If you’re wondering why junk bonds keep selling off, consider this: Oil prices are tanking and energy companies now account for a record proportion of the below investment-grade market.

Debt of high-yield energy companies has tumbled 4.6 percent since August, leading the market down as the price of brent crude futures plummeted to the lowest in about four years. Some securities have fared much worse, like the 19 percent plunge in oil and gas producer Samson Investment Co.’s bonds.

“It’s been a pretty sharp move,” said Matt Eagan, a fund manager at Loomis Sayles & Co. in Boston. “This is the first time in a long time where a sector has seen a big setback.”

Every time the U.S. junk-bond market has faltered since 2008, it’s been rescued by record monetary stimulus that’s fueled demand for the higher-yielding debt. Now, there’s renewed concern that the world’s biggest economy won’t be able to escape a global slowdown, which would damp demand for energy at a time when the U.S. is producing more supply than ever.
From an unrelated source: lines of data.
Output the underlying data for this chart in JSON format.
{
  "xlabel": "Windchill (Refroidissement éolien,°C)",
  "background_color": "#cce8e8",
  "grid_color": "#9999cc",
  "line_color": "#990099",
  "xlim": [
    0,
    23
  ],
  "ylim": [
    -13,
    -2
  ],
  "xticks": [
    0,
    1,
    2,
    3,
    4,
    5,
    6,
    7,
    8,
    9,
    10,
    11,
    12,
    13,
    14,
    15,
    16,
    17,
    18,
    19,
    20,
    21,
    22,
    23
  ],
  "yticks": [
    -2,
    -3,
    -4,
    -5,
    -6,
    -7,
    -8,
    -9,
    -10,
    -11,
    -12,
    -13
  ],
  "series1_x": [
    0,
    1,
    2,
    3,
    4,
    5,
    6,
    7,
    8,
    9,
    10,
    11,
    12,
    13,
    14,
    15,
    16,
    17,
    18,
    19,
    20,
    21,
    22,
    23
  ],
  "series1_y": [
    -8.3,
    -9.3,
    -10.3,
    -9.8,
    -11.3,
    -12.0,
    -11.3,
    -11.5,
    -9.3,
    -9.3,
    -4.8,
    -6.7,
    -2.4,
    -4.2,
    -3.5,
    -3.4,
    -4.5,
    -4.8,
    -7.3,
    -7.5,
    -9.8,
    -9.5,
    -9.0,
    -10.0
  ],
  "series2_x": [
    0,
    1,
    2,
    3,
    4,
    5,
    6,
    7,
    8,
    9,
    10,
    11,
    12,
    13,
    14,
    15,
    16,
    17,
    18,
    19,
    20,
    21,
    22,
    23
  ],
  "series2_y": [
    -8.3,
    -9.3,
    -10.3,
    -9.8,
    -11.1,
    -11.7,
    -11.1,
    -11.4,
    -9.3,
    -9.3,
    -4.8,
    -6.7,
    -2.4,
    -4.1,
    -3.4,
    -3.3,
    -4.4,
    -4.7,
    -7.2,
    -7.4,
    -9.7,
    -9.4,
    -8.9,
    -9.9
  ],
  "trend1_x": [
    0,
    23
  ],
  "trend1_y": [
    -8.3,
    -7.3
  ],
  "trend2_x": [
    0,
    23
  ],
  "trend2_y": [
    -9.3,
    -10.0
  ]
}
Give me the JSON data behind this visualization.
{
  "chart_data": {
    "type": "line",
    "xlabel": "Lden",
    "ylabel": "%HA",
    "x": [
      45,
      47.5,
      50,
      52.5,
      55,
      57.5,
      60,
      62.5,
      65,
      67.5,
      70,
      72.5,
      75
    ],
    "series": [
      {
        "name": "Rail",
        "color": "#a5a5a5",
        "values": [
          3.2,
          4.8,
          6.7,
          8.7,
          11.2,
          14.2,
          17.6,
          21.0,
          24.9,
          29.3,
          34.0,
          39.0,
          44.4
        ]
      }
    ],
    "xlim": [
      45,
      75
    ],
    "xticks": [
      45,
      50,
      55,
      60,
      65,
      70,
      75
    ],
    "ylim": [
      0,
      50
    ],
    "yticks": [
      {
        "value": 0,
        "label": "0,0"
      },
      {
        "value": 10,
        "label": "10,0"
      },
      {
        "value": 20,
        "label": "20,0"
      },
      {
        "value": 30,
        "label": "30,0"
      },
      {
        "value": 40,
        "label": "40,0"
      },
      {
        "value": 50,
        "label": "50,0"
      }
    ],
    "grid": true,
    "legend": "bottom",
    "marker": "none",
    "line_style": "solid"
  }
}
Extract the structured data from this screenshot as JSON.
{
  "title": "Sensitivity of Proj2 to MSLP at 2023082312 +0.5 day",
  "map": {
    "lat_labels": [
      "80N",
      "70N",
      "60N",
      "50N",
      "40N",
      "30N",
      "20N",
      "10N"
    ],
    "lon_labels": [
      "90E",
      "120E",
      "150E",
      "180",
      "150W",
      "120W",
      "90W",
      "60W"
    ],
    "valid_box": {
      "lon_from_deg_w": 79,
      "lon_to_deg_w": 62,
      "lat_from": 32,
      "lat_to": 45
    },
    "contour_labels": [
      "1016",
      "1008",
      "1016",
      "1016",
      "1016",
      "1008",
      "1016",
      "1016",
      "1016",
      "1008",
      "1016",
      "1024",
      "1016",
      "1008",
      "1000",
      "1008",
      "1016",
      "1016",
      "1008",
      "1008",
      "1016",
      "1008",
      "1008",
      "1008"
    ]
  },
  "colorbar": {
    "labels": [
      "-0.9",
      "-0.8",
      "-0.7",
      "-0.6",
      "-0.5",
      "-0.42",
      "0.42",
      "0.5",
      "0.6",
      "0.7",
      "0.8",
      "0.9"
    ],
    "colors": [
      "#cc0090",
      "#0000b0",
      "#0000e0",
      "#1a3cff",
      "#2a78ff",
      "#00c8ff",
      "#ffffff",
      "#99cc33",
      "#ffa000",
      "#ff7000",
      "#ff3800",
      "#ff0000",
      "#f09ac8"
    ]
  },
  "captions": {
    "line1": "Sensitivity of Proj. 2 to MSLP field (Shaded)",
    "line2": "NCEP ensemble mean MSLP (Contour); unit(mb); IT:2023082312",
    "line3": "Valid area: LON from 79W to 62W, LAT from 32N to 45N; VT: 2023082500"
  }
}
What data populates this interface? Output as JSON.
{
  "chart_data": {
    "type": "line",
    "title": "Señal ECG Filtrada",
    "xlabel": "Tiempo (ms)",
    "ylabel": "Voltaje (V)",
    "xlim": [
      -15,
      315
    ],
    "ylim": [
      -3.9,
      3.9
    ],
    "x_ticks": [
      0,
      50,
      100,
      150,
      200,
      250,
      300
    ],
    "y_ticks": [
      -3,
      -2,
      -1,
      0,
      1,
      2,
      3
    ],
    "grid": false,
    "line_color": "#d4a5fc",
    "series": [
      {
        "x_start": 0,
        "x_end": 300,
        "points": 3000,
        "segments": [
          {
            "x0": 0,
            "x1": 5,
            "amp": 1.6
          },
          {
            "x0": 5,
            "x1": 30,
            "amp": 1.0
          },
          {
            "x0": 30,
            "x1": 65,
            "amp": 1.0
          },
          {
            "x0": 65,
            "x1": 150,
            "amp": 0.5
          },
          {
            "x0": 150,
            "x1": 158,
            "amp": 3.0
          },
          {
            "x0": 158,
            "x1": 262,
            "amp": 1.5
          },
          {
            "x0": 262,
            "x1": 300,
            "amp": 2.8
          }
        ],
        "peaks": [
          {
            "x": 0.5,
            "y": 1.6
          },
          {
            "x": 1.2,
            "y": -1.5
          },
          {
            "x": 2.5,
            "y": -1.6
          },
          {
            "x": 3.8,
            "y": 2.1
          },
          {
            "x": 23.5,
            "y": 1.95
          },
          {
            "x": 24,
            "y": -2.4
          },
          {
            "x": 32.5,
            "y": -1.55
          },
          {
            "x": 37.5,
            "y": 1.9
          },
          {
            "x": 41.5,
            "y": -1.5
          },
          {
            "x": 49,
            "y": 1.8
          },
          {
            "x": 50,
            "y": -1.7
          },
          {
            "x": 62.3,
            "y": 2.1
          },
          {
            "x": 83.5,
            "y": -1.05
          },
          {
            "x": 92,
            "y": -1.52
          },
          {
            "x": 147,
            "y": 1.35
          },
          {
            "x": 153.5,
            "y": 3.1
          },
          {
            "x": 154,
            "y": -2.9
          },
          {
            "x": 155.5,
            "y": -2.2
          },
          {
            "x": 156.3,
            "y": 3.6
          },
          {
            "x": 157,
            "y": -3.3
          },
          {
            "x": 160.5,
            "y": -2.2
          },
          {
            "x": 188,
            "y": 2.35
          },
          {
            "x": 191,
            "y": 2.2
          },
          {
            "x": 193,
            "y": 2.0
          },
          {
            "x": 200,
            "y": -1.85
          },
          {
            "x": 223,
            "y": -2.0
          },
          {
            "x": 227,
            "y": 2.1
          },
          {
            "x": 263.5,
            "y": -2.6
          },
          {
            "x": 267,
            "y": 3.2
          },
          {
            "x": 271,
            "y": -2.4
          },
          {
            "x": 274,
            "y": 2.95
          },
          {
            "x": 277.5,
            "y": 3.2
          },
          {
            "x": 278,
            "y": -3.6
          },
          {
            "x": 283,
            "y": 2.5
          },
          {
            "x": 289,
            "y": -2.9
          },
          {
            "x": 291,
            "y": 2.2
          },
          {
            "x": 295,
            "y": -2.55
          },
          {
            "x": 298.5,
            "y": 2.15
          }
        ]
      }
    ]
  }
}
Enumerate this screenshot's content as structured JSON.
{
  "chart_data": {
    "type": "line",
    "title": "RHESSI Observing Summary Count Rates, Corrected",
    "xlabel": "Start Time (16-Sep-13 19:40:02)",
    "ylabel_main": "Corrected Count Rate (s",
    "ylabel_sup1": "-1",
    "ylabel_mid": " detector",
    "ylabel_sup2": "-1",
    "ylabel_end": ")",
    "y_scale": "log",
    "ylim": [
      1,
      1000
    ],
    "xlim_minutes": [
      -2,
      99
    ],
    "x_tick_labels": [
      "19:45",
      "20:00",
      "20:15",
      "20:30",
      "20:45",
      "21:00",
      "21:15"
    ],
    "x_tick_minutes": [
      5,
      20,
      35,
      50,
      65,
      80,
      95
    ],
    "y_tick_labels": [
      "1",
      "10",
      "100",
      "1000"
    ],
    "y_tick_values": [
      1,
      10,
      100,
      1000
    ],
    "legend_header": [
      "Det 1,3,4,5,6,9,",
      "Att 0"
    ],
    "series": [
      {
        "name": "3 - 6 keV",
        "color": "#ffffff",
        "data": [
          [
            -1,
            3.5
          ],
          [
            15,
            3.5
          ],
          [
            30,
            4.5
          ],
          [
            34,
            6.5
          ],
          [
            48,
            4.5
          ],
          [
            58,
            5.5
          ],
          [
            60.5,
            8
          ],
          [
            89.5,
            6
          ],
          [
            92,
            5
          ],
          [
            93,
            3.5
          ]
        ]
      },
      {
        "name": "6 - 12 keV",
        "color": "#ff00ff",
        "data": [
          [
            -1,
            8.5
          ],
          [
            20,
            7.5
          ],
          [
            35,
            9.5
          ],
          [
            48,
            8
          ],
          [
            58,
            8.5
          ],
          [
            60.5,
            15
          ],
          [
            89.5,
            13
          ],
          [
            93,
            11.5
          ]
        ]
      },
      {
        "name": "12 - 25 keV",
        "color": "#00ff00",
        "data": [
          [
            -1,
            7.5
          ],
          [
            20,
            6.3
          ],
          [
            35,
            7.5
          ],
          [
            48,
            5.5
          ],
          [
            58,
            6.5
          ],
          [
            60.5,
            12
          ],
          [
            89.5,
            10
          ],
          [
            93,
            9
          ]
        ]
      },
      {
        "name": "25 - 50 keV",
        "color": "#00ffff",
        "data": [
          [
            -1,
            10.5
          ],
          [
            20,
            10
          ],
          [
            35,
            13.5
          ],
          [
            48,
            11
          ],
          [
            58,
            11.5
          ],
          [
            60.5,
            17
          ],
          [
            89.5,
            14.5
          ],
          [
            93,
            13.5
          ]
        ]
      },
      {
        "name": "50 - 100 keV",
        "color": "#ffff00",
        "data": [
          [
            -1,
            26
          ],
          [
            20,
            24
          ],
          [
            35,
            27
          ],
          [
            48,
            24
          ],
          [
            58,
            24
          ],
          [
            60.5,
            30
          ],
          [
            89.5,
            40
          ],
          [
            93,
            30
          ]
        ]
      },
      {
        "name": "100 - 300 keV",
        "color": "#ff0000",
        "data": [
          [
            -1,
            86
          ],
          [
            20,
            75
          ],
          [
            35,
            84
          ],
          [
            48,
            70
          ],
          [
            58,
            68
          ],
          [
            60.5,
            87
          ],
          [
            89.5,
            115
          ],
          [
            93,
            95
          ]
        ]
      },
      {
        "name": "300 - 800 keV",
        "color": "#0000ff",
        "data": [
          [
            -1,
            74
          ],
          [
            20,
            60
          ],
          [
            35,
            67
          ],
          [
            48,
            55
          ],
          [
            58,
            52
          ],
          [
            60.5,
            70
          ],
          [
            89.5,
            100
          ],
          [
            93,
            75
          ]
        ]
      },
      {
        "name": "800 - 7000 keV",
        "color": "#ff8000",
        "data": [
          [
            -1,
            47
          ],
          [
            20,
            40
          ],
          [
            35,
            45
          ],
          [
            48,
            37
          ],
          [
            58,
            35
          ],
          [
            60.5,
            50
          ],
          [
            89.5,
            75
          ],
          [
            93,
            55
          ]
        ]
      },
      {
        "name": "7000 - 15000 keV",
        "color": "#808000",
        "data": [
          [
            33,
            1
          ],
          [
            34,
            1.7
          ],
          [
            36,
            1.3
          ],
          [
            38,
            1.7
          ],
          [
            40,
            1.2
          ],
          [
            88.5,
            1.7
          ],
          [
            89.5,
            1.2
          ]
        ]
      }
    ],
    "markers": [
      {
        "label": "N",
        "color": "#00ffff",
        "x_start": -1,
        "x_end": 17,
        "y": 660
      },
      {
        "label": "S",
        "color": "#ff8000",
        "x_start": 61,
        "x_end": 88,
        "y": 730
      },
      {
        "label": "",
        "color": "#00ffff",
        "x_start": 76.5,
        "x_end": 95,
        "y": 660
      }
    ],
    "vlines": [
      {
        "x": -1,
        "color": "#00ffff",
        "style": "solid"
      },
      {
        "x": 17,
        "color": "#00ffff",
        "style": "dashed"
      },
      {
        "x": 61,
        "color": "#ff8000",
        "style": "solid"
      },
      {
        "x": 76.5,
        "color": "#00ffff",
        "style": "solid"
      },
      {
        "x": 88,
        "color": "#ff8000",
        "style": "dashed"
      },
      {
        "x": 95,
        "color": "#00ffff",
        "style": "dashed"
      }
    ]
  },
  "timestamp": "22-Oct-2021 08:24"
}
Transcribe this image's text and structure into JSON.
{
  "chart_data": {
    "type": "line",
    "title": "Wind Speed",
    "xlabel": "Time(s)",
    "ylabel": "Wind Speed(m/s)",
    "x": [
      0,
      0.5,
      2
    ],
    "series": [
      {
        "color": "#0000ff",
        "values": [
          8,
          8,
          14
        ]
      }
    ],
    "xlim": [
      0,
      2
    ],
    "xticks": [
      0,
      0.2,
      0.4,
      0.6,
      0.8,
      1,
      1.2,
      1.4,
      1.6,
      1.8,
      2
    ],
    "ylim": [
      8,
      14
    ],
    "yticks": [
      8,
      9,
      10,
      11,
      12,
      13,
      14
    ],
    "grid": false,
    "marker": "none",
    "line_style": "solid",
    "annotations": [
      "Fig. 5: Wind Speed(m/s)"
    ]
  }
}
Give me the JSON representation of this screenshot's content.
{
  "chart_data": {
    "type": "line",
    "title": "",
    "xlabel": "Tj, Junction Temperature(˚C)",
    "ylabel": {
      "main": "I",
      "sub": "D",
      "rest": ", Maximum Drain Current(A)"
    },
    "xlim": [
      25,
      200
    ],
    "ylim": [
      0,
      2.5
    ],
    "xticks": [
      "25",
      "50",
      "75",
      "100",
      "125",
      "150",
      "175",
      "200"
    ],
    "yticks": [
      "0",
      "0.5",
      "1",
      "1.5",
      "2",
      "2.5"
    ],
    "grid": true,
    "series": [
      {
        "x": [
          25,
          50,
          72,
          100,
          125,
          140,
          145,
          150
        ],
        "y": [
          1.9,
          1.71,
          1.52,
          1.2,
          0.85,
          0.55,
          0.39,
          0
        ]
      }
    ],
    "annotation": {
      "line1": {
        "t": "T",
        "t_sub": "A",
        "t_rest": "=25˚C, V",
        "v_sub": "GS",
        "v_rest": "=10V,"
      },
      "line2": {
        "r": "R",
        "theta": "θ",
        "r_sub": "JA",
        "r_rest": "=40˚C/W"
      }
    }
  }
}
Junk-bond investors piled into oil debt in the past decade. Energy companies now account for 15 percent of U.S. high-yield bonds, up from 9.7 percent at the end of 2007, Bank of America Merrill Lynch index data show.

Debt Plummets

Performance has suffered along with demand for oil, which will grow this year at the slowest pace since 2009, the International Energy Agency said today. Brent for November settlement declined $1.99, or 2.24 percent, to $86.90 a barrel at 12:03 p.m. in New York.

The overall high-yield market posted losses of 2.3 percent since the end of August. Meanwhile, the extra yield investors demand to own energy debt instead of the average U.S. junk bond is the most in at least a decade, according to Bank of America Merrill Lynch index data.

Investors are being punished more for purchasing recent oil and gas bond offerings. Take, for example, $580 million of bonds that Paragon Offshore Plc sold in July at 100 cents on the dollar. The 7.25 percent notes maturing in 2024 have since plunged to 77.3 cents.

Hercules Offshore Inc., the Houston-based drilling company, sold $300 million of eight-year notes in March at 100 cents on the dollar. They’re now trading at 66 cents.

Samson Investment, a Tulsa, Oklahoma-based oil and gas explorer and producer owned by investors including KKR & Co., sold $2.25 billion of bonds in July that have fallen to 77.5 cents on the dollar from as high as 103.5 cents in August. Its debt is the worst performing among the 50 biggest junk-rated energy issuers in the Bank of America Merrill Lynch index.

Oil and junk, for now at least, don’t mix.